Batched shuffling of feature vectors

Hi, Is there an idiomatic way to do a batched shuffle of feature vectors?

I want to generate K negative samples per batch of data. i.e, given a tensor with shape (Batch x Features), I want to generate noise with the shape (K x Batch x Features), where the features in the noise are shuffled versions of the original data. e.g. given a batch like [ [ a b c ] [ a d e ] [ b d e ] ], I want to generate two negative examples per datum like so:

 a b c     a c b | c b a
 a d e ->  a e d | d e a 
 b d e     b d e | e b d

I’ve tried doing this using randperm, but it is prohibitively slow, especially on the GPU, and requires a lot of logistics and scaffolding.

1 Like

I’m not sure, how exactly you are shuffling your input. Is there any specific logic or are you just randomly sampling shuffle indices?
As far as I understand, randperm seems to work but is too slow?

I want to generate shuffles on the feature level over a batch.
So given a datum like [a b c] i want to generate k shuffles of it, e.g. two shuffled versions: [ [ a c b ] [c b a ] ], with this generalized over batched data.

The issue is that the call to randperm only generates one permutation, so I need to make (K x Batch) calls to randperm (which is very slow) and then index out the shuffles from the original data.

Now that i think about it, it wouldn’t be a problem if randperm could return multiple permutations.

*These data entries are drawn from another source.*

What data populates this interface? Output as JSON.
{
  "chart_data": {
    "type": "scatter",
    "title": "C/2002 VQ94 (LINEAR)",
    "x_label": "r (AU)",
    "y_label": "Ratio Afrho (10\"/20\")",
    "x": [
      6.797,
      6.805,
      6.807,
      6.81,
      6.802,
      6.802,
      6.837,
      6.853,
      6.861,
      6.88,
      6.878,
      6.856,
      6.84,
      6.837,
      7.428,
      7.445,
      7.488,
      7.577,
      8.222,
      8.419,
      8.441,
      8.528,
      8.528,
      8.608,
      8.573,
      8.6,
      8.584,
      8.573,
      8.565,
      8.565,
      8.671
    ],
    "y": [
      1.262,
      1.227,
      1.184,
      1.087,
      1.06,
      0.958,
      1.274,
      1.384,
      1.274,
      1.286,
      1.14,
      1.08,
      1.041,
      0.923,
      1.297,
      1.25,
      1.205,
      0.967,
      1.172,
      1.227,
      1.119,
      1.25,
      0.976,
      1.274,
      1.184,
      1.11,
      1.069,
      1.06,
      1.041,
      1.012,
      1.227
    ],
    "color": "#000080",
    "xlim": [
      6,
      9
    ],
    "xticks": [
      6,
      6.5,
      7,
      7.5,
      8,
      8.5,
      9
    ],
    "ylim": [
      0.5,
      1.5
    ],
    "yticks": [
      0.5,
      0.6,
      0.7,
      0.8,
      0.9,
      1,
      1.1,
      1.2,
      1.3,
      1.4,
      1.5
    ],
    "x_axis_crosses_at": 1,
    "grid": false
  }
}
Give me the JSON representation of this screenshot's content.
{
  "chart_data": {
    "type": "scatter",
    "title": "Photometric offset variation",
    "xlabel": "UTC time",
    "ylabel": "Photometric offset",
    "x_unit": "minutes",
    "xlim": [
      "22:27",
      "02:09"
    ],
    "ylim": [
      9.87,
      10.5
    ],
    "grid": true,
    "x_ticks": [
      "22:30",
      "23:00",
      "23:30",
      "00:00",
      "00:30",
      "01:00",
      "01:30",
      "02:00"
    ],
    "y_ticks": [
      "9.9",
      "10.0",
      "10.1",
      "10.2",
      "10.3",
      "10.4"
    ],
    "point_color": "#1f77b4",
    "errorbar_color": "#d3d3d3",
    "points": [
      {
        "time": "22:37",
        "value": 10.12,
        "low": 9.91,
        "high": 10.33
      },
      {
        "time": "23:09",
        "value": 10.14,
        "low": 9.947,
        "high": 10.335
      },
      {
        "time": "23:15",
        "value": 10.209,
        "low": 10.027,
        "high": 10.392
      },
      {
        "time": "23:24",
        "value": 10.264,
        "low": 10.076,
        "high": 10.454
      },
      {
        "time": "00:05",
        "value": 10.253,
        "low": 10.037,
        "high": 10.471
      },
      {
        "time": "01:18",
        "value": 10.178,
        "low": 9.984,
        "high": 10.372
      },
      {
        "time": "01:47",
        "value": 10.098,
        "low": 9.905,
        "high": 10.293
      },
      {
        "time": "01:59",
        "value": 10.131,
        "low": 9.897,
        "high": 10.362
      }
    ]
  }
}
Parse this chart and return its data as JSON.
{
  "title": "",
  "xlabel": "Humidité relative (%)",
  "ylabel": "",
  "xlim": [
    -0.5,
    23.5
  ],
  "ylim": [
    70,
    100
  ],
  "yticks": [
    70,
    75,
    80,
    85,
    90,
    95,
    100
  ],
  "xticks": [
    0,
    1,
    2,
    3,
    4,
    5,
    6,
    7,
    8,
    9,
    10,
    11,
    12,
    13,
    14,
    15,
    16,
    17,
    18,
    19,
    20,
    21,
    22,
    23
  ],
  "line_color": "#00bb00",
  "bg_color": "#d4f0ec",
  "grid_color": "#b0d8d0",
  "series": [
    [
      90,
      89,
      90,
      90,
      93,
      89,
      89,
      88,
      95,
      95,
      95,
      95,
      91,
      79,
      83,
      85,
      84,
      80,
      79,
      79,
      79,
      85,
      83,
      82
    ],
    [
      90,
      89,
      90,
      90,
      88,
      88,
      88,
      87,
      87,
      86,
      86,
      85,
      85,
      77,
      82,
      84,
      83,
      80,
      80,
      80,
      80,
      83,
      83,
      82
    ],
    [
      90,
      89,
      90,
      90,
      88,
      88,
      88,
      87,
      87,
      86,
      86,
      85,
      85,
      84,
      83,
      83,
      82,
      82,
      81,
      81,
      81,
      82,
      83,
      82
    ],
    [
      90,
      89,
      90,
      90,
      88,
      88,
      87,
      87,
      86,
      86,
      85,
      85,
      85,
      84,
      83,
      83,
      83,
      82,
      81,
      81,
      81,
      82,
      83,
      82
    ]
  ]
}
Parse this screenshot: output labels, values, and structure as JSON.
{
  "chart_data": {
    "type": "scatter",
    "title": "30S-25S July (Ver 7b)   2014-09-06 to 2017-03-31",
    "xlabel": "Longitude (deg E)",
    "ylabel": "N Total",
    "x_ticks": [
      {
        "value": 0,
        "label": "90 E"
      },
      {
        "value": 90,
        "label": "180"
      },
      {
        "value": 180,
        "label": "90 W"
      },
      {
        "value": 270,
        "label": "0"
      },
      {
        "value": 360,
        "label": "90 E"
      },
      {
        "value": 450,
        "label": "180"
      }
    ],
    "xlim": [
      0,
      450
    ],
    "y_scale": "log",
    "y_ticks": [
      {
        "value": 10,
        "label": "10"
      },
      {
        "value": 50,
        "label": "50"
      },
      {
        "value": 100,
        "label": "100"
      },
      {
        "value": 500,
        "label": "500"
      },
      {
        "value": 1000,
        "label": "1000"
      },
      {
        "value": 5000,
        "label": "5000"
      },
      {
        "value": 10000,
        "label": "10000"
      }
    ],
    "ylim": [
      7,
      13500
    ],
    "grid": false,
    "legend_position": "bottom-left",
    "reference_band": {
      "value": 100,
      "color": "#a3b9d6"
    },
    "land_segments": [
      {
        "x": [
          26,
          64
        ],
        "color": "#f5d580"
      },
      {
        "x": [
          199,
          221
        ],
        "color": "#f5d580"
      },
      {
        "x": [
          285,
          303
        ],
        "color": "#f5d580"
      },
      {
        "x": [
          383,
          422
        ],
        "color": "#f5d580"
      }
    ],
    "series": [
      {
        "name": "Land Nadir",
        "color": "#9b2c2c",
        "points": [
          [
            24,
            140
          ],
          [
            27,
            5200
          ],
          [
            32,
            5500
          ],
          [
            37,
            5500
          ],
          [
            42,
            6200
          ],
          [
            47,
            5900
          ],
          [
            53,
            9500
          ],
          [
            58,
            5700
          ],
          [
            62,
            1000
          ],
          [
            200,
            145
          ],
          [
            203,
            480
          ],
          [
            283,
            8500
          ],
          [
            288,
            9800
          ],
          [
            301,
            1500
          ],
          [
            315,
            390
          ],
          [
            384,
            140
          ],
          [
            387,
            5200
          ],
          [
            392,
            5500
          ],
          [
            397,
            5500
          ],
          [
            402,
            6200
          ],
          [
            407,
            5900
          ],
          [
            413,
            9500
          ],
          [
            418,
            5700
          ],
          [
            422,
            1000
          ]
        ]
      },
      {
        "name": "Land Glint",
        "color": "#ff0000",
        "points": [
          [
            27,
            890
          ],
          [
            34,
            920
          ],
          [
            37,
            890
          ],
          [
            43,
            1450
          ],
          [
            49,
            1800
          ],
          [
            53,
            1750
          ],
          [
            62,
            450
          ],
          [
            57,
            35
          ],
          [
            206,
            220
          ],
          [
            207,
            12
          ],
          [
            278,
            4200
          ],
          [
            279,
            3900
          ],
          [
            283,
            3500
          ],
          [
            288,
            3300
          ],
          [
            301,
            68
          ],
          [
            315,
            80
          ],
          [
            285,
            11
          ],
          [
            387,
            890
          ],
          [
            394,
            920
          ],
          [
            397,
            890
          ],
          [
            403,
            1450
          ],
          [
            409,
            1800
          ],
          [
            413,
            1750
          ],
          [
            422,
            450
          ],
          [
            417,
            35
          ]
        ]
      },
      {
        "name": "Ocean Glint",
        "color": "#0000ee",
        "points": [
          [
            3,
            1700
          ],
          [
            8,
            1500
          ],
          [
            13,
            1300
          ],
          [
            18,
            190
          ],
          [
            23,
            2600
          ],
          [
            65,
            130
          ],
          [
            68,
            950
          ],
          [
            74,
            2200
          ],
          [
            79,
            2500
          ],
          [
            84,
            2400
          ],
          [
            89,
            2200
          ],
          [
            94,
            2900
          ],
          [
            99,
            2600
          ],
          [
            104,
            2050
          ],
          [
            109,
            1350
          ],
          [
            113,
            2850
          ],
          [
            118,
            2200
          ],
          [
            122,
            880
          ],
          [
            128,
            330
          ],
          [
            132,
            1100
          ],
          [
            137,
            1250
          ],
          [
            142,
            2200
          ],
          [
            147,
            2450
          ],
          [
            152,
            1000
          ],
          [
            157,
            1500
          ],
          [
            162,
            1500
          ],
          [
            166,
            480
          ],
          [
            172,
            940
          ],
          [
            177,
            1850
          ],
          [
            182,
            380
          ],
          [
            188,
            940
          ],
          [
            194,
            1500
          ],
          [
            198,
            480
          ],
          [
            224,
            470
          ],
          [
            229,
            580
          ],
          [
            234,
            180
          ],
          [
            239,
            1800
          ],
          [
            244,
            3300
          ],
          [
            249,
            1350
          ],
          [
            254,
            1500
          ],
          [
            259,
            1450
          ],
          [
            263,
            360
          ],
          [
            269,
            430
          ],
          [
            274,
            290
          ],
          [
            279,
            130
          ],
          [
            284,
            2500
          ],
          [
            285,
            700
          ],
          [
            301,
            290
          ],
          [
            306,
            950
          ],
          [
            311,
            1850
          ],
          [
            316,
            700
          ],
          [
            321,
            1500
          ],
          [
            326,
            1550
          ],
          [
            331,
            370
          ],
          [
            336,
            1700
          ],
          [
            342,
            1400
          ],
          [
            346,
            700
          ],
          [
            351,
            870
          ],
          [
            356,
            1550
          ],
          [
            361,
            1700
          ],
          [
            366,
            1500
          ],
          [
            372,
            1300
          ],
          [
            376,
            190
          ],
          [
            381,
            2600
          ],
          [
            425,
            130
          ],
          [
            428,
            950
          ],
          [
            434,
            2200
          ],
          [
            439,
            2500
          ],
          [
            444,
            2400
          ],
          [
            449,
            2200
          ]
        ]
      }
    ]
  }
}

I recently wanted to do the same thing. In case anyone is interested, the following is my solution:

import torch


n_batch = 8
n_feat = 11

rand = torch.rand(n_batch, n_feat)
batch_rand_perm = rand.argsort(dim=1)
print(batch_rand_perm)
tensor([[ 1,  2,  4,  6,  0,  9,  3,  7,  8,  5, 10],
        [10,  6,  9,  2,  7,  4,  3,  5,  1,  0,  8],
        [ 8,  7,  4,  6,  0,  1,  9, 10,  2,  5,  3],
        [ 1,  3,  5,  4,  6,  8,  2,  9,  0,  7, 10],
        [ 3, 10,  7,  1,  4,  5,  0,  8,  9,  6,  2],
        [ 2, 10,  0,  1,  6,  8,  7,  9,  5,  3,  4],
        [ 5,  9,  8, 10,  0,  1,  6,  7,  4,  2,  3],
        [ 0,  9,  8,  4,  1,  3,  2,  7,  5, 10,  6]])
8 Likes